Added some ideas discussed here to the SDK container release process
working doc
<https://docs.google.com/document/d/1IKE_aEkrAzkzUE4pD_r_zVuL5amHGetJ1efnbTfmunM/edit#>
that
Hannah started.



On Tue, Aug 6, 2019 at 10:33 PM Sam Bourne <[email protected]> wrote:

>
> On Wed, Aug 7, 2019 at 1:53 AM Ahmet Altay <[email protected]> wrote:
>
>>
>>
>> On Mon, Aug 5, 2019 at 9:49 PM Valentyn Tymofieiev <[email protected]>
>> wrote:
>>
>>> On Tue, Aug 6, 2019 at 2:29 AM Ahmet Altay <[email protected]> wrote:
>>>
>>>>
>>>>
>>>> On Mon, Aug 5, 2019 at 1:43 AM Valentyn Tymofieiev <[email protected]>
>>>> wrote:
>>>>
>>>>> - The purpose of install_requires in setup.py is to define the
>>>>> maximally permissive set of requirements for a package[1]. We don't pin a
>>>>> version in setup.py without a strong reason, instead we typically pick up 
>>>>> a
>>>>> lower bound we have tested, and set an upper bound to be next major
>>>>> version.
>>>>> - The purpose of requirements.txt is to force pip to properly resolve
>>>>> dependencies, and create a reproducible execution environment, since pip
>>>>> doesn’t have true dependency resolution [2]
>>>>>
>>>>> We currently regularly upgrade setup.py dependencies, but do not
>>>>> update base_image_requirements.txt. Also, our requirements file is not
>>>>> exhaustive. We need to introduce a process to fix this.
>>>>>
>>>>
>>>> base_image_requirements.txt currently does not drive any released Beam
>>>> artifact. It would make sense to address this as part of the SDKHarness
>>>> container image release process.
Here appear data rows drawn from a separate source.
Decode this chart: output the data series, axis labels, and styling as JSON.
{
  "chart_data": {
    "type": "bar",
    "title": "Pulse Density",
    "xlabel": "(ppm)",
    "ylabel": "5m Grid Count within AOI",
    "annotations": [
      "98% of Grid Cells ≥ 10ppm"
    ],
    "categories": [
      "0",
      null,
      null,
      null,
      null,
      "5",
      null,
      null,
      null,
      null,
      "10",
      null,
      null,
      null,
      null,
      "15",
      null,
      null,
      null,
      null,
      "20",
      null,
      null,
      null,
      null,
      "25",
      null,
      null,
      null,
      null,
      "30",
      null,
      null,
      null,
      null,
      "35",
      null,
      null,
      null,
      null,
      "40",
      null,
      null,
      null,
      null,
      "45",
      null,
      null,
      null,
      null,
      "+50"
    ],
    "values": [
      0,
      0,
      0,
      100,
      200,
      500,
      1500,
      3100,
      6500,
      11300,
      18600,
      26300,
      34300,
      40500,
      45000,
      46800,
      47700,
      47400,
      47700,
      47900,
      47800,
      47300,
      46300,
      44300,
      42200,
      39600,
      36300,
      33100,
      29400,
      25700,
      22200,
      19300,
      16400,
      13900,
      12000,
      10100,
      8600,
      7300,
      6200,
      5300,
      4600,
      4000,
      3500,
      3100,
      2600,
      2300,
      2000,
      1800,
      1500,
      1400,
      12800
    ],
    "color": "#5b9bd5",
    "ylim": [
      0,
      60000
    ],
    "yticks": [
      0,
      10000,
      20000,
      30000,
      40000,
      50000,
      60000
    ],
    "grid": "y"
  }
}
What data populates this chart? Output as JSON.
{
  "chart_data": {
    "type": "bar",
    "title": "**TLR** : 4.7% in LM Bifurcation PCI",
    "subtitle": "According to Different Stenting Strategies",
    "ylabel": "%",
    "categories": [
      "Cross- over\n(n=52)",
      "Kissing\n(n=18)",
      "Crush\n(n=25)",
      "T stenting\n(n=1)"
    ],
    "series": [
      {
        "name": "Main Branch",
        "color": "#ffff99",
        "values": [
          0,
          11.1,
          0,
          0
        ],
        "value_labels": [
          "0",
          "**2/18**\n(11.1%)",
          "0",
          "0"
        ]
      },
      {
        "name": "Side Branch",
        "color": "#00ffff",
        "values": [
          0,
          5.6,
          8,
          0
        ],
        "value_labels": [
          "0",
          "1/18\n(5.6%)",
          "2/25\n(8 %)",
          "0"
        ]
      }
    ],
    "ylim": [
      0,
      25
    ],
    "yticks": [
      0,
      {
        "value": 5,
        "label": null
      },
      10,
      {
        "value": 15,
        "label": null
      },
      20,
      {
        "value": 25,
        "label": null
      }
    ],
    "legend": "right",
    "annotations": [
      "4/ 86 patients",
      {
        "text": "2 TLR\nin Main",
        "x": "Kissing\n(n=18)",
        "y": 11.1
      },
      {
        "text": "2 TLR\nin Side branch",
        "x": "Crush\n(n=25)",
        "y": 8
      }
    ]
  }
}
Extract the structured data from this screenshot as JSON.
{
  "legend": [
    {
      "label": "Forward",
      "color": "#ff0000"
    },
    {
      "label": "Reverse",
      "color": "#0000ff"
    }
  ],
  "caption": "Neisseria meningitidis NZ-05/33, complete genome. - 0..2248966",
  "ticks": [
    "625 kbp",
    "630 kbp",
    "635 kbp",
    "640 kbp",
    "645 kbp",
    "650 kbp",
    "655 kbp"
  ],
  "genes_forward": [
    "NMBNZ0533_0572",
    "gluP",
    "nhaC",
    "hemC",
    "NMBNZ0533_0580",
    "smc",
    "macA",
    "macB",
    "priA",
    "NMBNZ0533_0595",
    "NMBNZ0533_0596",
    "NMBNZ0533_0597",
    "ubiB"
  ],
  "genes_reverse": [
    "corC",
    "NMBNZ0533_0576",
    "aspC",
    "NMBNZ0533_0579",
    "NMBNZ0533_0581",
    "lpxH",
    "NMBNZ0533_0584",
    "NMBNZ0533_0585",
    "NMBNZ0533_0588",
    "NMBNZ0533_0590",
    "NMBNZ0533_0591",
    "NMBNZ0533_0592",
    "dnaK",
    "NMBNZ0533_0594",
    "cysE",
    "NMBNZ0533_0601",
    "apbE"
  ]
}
Similar mechanism might make sense for
>>>> figuring out what goes into containers for other SDKs. (Perhaps add your
>>>> proposal to
>>>> https://cwiki.apache.org/confluence/display/BEAM/%5BWIP%5D+SDKHarness+Container+Image+Release+Process
>>>> )
>>>>
>>>
>>> +1. I will add notes to the wiki, thanks.
>>>
>>>
>>>>
>>>>
>>>
>>>>
>>>>> I would recommend that in new process:
>>>>> - All dependencies of Beam Python SDK, including transitive
>>>>> dependencies, are listed in base_image_requirements.txt (or another
>>>>> requirements file). "Explicit is better than implicit."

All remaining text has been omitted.